Rony John inquest: Swimming concerns over drowned boy

Officers searching River Great Ouse
Image caption Emergency services searched the river for the teenager

A coroner is to write to the education minister about the lack of secondary school swimming lessons after a 15-year-old boy drowned in Cambridgeshire.

The body of Rony John, 15, was found in the Great Ouse in Hartford last July.

Huntingdon Coroner's Court heard Rony, from Huntingdon, could barely swim having lived in India, and his current school stopped lessons due to cost.

Recording an accidental death verdict, assistant coroner Belinda Cheney said swimming was a "critical life skill".

The coroner said it was "not a difficult skill" to learn and told the hearing she would write to the government calling for the number of lessons provided as part of the national curriculum to be increased.

Lessons axed

Only primary schools are required to teach swimming under the national curriculum.

The inquest heard Rony, who moved to the UK in 2012, had jumped into the river while playing with friends on the first day of the school holidays.

Image caption The boy drowned in the river on the first day of the school holidays

He went missing in the water close to Church Lane in Hartford at about 15:30 BST on 24 July.
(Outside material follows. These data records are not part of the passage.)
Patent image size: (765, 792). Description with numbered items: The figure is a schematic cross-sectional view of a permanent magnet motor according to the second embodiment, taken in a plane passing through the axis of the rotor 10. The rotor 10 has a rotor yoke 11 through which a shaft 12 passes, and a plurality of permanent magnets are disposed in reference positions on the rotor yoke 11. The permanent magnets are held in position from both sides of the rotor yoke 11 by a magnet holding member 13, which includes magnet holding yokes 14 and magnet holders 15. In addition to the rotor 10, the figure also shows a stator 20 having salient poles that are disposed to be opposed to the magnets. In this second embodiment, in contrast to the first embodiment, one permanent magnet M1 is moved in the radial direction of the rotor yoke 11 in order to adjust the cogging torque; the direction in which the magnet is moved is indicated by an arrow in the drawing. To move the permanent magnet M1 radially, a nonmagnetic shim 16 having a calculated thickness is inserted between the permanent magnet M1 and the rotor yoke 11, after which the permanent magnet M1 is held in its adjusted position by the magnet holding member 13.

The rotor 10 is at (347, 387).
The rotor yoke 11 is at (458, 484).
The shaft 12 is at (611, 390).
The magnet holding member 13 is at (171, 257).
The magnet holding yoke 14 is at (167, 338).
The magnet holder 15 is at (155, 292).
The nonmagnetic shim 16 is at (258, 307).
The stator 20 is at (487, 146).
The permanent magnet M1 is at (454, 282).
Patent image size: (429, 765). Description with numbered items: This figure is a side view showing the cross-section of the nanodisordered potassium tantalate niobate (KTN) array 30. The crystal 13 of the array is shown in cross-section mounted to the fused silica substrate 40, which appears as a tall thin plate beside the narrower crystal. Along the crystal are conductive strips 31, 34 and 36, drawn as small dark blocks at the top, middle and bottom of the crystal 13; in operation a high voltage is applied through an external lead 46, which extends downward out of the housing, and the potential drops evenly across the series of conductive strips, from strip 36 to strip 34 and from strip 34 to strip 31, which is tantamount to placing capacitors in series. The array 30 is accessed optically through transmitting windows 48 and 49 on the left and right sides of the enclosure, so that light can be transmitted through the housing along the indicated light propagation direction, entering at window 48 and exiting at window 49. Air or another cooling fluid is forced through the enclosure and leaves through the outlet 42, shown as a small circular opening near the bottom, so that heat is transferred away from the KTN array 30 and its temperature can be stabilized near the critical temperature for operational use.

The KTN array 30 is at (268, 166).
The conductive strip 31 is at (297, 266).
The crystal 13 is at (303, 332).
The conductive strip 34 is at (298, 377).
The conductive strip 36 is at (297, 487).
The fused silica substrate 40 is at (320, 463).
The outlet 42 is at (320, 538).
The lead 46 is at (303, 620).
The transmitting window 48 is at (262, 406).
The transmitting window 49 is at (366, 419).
His body was found the next morning.

Swimming lessons were stopped at his school, St Peter's secondary, in Huntingdon, just weeks after Rony's death because they cost nearly £10,000 a year, the hearing was told.

School headmaster Christopher Bennet said Rony would have been entitled to swimming classes, but it was not known if he had taken them.

Mrs Cheney said it was the responsibility of schools and parents that children could swim.

Image caption Rony had been playing with about 15 friends when he got into difficulty in the water

"Swimming is not a difficult skill to learn yet it is a critical life skill," she said.

Mrs Cheney said she would also write to the fire service about a lack of equipment and to the Environment Agency about the presence of warning signs.

The inquest heard firefighters wore specialist equipment and were in the river 10 minutes after the alarm was raised, but Mrs Cheney said Rony would not have survived after four minutes.

The fire service told the court a debriefing showed extra equipment was needed.